La empresa energética BP ha decidido alejarse de su relación con la tecnología climática, lo que marca un giro significativo en su estrategia de inversión. Tras un año en el que la compañía mostró una clara tendencia hacia la desinversión en energías limpias, ha anunciado la venta de la mayor parte de su portafolio de capital de riesgo, que incluye más de diez compañías. Esta transacción se realizará a favor de Verdane, una firma de capital privado nórdica.

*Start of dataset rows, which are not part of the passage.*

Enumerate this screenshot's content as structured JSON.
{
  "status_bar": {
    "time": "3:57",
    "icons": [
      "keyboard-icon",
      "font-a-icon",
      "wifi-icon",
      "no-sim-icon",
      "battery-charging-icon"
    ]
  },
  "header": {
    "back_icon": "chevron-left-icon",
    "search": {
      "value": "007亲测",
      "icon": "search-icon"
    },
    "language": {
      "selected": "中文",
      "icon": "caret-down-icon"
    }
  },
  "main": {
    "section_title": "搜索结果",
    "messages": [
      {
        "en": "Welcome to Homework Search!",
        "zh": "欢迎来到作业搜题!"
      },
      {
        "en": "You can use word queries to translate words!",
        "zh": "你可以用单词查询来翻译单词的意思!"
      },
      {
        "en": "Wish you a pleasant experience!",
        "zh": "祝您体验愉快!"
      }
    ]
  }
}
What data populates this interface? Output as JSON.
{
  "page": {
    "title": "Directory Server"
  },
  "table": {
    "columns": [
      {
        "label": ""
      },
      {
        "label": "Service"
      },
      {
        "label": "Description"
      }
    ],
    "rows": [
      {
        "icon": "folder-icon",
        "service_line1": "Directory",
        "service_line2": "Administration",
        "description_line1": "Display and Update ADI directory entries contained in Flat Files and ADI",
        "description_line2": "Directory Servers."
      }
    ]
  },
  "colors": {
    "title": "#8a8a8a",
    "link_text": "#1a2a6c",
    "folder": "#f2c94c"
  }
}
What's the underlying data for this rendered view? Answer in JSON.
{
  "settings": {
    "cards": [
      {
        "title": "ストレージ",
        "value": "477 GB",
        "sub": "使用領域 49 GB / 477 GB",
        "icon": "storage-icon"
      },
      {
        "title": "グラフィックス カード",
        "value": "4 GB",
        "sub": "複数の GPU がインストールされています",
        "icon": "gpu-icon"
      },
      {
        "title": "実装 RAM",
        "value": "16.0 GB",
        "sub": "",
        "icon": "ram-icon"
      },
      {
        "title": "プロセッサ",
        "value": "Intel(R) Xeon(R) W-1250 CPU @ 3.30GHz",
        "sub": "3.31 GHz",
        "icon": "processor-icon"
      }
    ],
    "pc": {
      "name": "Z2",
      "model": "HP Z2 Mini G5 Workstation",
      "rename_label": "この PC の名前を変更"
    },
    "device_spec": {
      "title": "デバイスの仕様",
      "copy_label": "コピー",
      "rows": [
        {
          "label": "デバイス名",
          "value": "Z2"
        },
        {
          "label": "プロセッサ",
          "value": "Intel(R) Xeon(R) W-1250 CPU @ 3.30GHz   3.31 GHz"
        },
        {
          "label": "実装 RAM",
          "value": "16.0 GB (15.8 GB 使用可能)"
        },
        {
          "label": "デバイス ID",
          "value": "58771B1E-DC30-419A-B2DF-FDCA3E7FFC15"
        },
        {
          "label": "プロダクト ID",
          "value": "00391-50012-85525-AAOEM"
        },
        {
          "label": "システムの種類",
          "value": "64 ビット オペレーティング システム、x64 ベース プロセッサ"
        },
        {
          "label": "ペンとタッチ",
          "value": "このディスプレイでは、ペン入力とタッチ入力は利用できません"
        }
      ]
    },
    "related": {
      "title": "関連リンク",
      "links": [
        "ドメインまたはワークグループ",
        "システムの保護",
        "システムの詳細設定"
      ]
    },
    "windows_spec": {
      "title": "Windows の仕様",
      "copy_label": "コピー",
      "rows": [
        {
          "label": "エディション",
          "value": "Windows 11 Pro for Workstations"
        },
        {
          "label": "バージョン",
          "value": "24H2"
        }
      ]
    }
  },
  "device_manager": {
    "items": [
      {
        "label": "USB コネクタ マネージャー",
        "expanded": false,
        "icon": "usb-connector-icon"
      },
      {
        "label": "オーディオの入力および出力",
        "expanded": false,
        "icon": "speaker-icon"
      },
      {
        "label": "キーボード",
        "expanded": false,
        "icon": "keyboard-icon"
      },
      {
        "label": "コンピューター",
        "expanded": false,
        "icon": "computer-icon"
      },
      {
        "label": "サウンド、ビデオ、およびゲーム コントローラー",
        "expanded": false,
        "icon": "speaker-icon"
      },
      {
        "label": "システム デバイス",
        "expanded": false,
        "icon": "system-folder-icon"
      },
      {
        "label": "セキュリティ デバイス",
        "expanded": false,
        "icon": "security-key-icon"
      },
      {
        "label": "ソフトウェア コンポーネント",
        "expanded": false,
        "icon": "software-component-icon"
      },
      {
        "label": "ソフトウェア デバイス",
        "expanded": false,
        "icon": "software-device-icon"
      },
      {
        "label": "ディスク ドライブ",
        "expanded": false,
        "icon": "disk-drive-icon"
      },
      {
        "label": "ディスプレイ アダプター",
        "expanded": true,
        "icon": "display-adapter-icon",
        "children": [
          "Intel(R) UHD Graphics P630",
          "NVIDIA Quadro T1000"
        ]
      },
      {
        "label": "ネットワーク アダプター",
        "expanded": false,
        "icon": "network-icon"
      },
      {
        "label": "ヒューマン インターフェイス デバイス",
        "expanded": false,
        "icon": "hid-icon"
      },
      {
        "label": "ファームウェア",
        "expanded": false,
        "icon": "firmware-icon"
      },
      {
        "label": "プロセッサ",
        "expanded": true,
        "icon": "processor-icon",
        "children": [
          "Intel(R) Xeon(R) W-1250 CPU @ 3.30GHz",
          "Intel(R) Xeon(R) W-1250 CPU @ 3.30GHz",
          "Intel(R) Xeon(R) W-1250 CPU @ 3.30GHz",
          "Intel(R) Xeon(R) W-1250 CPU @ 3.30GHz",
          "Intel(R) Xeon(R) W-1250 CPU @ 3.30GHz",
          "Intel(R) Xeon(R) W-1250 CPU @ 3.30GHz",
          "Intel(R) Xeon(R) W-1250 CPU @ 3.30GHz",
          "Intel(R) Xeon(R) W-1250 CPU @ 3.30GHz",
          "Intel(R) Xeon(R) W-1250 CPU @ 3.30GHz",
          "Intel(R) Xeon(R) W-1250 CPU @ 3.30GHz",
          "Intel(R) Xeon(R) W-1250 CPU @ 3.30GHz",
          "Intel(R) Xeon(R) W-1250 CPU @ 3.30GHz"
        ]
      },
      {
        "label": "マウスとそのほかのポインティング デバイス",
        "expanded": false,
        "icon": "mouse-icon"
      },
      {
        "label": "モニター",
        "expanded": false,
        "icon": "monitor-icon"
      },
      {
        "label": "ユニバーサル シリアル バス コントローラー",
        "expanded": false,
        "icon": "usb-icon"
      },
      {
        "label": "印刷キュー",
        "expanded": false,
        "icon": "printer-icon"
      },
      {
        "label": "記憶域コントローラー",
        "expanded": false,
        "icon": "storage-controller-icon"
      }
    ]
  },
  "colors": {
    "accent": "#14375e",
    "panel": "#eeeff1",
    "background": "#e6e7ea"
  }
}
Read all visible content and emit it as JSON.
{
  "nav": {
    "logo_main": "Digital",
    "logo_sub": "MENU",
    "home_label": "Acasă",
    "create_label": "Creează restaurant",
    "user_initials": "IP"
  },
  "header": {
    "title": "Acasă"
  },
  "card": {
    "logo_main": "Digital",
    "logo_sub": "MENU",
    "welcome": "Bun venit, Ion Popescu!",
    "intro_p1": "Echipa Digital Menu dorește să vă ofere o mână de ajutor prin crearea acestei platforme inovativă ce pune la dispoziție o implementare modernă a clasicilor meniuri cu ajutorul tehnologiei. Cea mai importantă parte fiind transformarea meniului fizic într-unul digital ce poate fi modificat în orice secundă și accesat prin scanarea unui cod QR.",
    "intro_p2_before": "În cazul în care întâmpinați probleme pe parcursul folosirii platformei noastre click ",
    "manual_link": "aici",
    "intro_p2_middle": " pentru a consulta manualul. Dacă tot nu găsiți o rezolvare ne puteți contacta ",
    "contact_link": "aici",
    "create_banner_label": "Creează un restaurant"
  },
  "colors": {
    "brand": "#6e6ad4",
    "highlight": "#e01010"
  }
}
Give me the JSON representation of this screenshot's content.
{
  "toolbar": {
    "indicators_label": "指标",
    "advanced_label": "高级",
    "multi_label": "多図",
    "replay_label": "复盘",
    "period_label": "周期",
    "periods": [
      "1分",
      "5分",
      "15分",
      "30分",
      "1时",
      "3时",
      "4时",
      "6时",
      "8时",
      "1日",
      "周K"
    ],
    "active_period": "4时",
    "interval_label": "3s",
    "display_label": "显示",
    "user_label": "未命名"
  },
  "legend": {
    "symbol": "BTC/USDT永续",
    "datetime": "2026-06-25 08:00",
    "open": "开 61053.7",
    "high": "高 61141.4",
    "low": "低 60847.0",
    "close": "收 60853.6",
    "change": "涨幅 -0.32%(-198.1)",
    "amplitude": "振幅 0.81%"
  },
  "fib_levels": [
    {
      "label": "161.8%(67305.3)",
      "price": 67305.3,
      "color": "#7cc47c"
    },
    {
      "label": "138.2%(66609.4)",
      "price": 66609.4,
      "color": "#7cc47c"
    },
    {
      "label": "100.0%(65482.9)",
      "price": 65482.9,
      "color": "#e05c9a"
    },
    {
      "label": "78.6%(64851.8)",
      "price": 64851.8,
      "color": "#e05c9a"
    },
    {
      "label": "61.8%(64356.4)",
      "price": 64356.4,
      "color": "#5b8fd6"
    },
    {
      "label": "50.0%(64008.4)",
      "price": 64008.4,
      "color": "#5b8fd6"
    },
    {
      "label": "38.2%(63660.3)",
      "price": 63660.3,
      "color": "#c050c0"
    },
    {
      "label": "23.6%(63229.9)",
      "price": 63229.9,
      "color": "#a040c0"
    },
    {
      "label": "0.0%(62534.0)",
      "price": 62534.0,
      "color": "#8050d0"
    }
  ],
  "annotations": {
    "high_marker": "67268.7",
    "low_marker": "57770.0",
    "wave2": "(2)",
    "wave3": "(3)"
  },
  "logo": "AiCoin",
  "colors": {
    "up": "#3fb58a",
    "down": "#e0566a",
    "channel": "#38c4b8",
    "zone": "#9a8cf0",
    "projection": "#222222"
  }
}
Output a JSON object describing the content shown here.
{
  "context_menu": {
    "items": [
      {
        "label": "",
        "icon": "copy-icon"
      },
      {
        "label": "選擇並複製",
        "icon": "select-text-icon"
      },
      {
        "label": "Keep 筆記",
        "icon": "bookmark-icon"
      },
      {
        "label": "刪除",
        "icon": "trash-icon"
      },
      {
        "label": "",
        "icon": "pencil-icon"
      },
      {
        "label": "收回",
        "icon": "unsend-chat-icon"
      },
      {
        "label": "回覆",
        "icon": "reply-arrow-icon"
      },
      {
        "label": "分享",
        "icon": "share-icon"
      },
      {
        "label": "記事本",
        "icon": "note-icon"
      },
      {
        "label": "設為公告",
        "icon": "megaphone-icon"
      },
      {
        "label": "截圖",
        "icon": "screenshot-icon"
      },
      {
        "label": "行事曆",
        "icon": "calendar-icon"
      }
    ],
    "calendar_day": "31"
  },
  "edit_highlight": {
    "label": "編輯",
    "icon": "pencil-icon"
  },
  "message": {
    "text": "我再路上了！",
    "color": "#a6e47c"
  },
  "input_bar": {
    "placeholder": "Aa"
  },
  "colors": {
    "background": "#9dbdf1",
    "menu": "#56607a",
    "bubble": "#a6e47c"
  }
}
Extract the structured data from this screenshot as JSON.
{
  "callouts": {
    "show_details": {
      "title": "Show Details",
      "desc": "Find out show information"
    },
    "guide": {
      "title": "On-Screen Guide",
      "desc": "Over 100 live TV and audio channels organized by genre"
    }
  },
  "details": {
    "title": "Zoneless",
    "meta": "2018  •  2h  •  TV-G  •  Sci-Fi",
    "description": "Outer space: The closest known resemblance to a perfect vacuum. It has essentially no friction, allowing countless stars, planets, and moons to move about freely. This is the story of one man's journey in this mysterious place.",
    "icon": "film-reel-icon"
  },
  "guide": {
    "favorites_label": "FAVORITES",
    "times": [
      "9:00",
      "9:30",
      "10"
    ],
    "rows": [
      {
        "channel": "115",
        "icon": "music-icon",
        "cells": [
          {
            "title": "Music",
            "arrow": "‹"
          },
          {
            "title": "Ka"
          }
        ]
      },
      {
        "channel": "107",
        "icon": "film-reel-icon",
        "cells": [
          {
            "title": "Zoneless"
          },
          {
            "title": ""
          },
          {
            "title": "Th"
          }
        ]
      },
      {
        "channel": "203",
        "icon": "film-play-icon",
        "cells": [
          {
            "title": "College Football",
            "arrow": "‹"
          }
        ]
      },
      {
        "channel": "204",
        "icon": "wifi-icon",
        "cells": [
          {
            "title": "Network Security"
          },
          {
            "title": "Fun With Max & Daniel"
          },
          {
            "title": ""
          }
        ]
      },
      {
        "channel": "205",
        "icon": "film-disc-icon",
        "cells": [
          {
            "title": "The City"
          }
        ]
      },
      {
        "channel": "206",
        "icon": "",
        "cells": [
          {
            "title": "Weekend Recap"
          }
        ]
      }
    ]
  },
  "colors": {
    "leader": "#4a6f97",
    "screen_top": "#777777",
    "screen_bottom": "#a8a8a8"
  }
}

BP Ventures, fundada en 2007, ha apostado por una amplia gama de sectores relacionados con la transición energética. Su portafolio incluye inversiones en hidrógeno verde, movilidad eléctrica, servicios de transporte bajo demanda, vehículos autónomos, charter de jets privados y energía geotérmica, entre otros. Sin embargo, a pesar de la diversidad en sus inversiones, su desempeño financiero no ha sido el esperado. Reportes indican que el portafolio de BP Ventures estaba valorado en aproximadamente 1.2 mil millones de dólares, lo que coincide con la suma invertida desde la creación de la división en 2006.
En un comunicado oficial, BP indicó que retendría intereses en un pequeño número de inversiones que consideran pueden generar valor para su negocio. A pesar de esto, la empresa no ha especificado cuáles son dichas inversiones y ha evitado comentar sobre el futuro de los empleados de BP Ventures, aunque es probable que se produzcan despidos. La finalización de la venta del portafolio está prevista para el segundo trimestre de 2027.
Este cambio de rumbo es un indicativo claro del enfoque de BP hacia sus intereses en la energía tradicional, dejando de lado, al menos temporalmente, su incursión en tecnologías que apoyan la transición energética. A medida que el entorno empresarial evoluciona, será interesante observar cómo las decisiones de empresas como BP impactan el panorama de las startups y la inversión en tecnologías limpias.